Es gab so vieles, was sie Lord Damien sagen wollte und wozu immer die Zeit zu fehlen schien.
Mrs. Hansell kam und holte das Tablett.
„Und, jetzt machen Sie einen ausgedehnten Mittagsschlaf, Mylady“, sagte sie. „Also, daß Sie mir nicht wieder stundenlang lesen. Damit verdirbt man sich doch nur die Augen. Schlaf braucht der Mensch – das ist gesund.“
„Ja“, entgegnete Gracila. „Ich werde schlafen.“
Mrs. Hansell verschwand mit dem Tablett, und Gracila ging in das Schlafzimmer nebenan. Dort stand sie da und horchte, bis die Schritte der Haushälterin verklungen waren.
Dann schloß sie die Tür von innen ab und steckte den Schlüssel in die Tasche. Man weiß ja nie, dachte sie.
Sie ging in den kleinen Salon zurück und auf Zehenspitzen in den Gang hinaus.
Niemand zu sehen. Schnell war sie an der Treppe und stieg in den dritten Stock hinauf.
Lord Damien hatte ihr gesagt, daß es in dem Gang, der quer durch das ganze Haus lief, ziemlich staubig war und er an den ehemaligen Dienstbotenkammern vorbeiführte.
Es waren an die dreißig Türen. Sie waren alle geschlossen.
Der Korridor machte einen etwas gespenstischen Eindruck, aber Gracila ließ sich davon nicht einschüchtern. Sie kam zu der Treppe und stieg schnell hinunter.
Auf der vorletzten Stufe blieb sie stehen und horchte. Falls jemand Lord Damien in die Bibliothek hatte gehen sehen, stand jetzt bestimmt ein Diener vor der Tür.
Aber niemand war da.
Gracila öffnete die Tür zur Bibliothek.
„Gracila! Ich wußte, daß Sie kommen würden.“
Er sprang aus seinem Sessel auf, und Gracila konnte sich nur mit Mühe zurückhalten. Am liebsten wäre sie zu ihm gelaufen und hätte die Arme um ihn geschlungen.

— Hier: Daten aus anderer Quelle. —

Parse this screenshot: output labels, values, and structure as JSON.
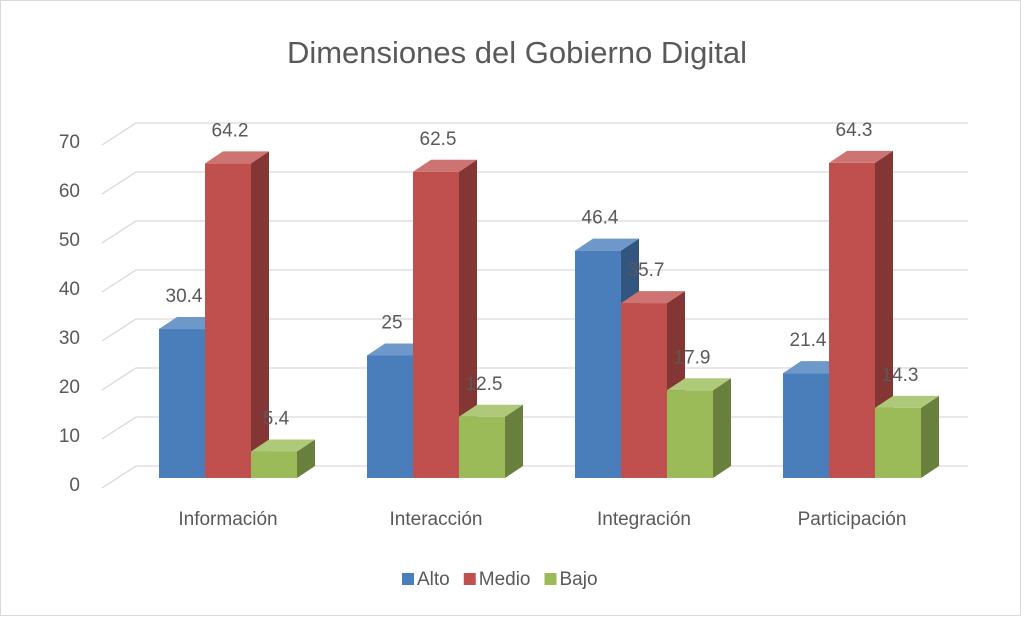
{
  "chart_data": {
    "type": "bar3d",
    "title": "Dimensiones del Gobierno Digital",
    "categories": [
      "Información",
      "Interacción",
      "Integración",
      "Participación"
    ],
    "series": [
      {
        "name": "Alto",
        "color": "#4a7ebb",
        "values": [
          30.4,
          25,
          46.4,
          21.4
        ]
      },
      {
        "name": "Medio",
        "color": "#c0504d",
        "values": [
          64.2,
          62.5,
          35.7,
          64.3
        ]
      },
      {
        "name": "Bajo",
        "color": "#9bbb59",
        "values": [
          5.4,
          12.5,
          17.9,
          14.3
        ]
      }
    ],
    "ylim": [
      0,
      70
    ],
    "yticks": [
      0,
      10,
      20,
      30,
      40,
      50,
      60,
      70
    ],
    "grid": true,
    "legend": "bottom"
  }
}
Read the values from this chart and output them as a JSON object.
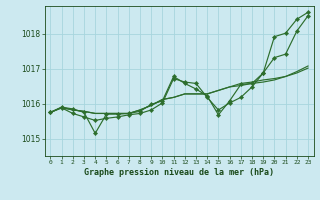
{
  "title": "Graphe pression niveau de la mer (hPa)",
  "bg_color": "#cce9f0",
  "grid_color": "#a8d5de",
  "line_color": "#2d6e2d",
  "text_color": "#1a4a1a",
  "xlim": [
    -0.5,
    23.5
  ],
  "ylim": [
    1014.5,
    1018.8
  ],
  "yticks": [
    1015,
    1016,
    1017,
    1018
  ],
  "xticks": [
    0,
    1,
    2,
    3,
    4,
    5,
    6,
    7,
    8,
    9,
    10,
    11,
    12,
    13,
    14,
    15,
    16,
    17,
    18,
    19,
    20,
    21,
    22,
    23
  ],
  "series": [
    {
      "y": [
        1015.75,
        1015.9,
        1015.85,
        1015.75,
        1015.15,
        1015.7,
        1015.7,
        1015.72,
        1015.78,
        1015.98,
        1016.08,
        1016.78,
        1016.58,
        1016.42,
        1016.22,
        1015.68,
        1016.08,
        1016.55,
        1016.58,
        1016.88,
        1017.92,
        1018.02,
        1018.42,
        1018.62
      ],
      "markers": true
    },
    {
      "y": [
        1015.75,
        1015.9,
        1015.82,
        1015.78,
        1015.72,
        1015.72,
        1015.72,
        1015.72,
        1015.82,
        1015.95,
        1016.12,
        1016.18,
        1016.28,
        1016.28,
        1016.28,
        1016.38,
        1016.48,
        1016.58,
        1016.62,
        1016.68,
        1016.72,
        1016.78,
        1016.92,
        1017.08
      ],
      "markers": false
    },
    {
      "y": [
        1015.75,
        1015.88,
        1015.82,
        1015.78,
        1015.72,
        1015.72,
        1015.72,
        1015.72,
        1015.82,
        1015.95,
        1016.12,
        1016.18,
        1016.28,
        1016.28,
        1016.28,
        1016.38,
        1016.48,
        1016.52,
        1016.58,
        1016.62,
        1016.68,
        1016.78,
        1016.88,
        1017.02
      ],
      "markers": false
    },
    {
      "y": [
        1015.75,
        1015.88,
        1015.72,
        1015.62,
        1015.52,
        1015.58,
        1015.62,
        1015.68,
        1015.72,
        1015.82,
        1016.02,
        1016.72,
        1016.62,
        1016.58,
        1016.18,
        1015.82,
        1016.02,
        1016.18,
        1016.48,
        1016.88,
        1017.32,
        1017.42,
        1018.08,
        1018.52
      ],
      "markers": true
    }
  ]
}
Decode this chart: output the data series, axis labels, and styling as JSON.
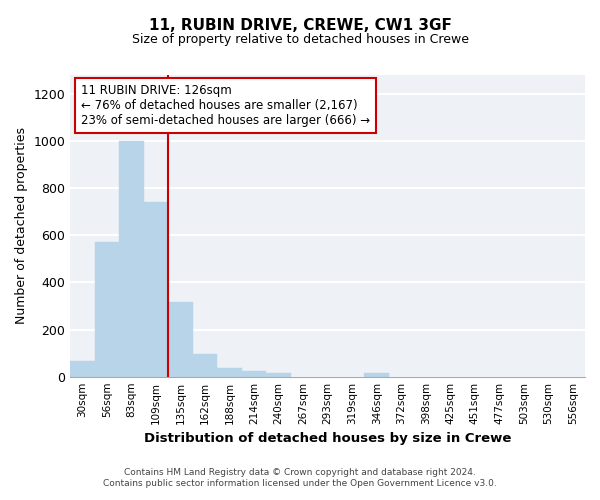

Doch sie zwang sich, die Tür hinter sich zu schließen und langsam zum Kamin zu gehen.
„Ich wußte, daß Sie kommen würden“, wiederholte Lord Damien. „Ich war heute morgen schon einmal hier und habe ein Stündchen gewartet, bin dann aber ausgeritten.“
„Ja, ich weiß. Mrs. Hansell hatte mich gebeten, ihr beim Einmachen zu helfen, und da wollte ich nicht nein sagen.“
Sie begegneten sich mit allgemeinen Phrasen, aber ihre Augen sagten völlig andere Dinge.
Da der Ausdruck in seinen Augen Gracila plötzlich scheu machte, sah sie sich in dem großen Raum um.
„Jedesmal, wenn ich hierherkomme“, sagte sie, „bin ich von neuem begeistert. Das Deckengemälde hat mich schon als Kind fasziniert. Diese vielen Putten auf ihren rosa Wölkchen …“
Sie sah in die Höhe, und Lord Damien hielt den Atem an. Gracilas Nackenlinie war von einer so edlen Schönheit, daß er mit den Fingerspitzen hätte darüber streichen mögen.
„Ich halte das nicht aus“, sagte er plötzlich, und seine Stimme klang so anders, daß Gracila erschrak.
„Was halten Sie nicht aus?“ fragte sie schnell.
„Ich habe hier auf Sie gewartet, Gracila, und jede Sekunde war wie eine Ewigkeit“, antwortete Lord Damien. „Und jetzt, wo ich Sie hier sehe, weiß ich, daß ich weg muß.“
„Weg?“ wiederholte Gracila. „Aber warum denn? Ich verstehe das nicht.“
„Weil ich Sie nicht heimlich hier treffen kann. Das geht einfach nicht, und für mich ist es die Hölle.“
„Ich – ich verstehe es immer noch nicht“, sagte sie.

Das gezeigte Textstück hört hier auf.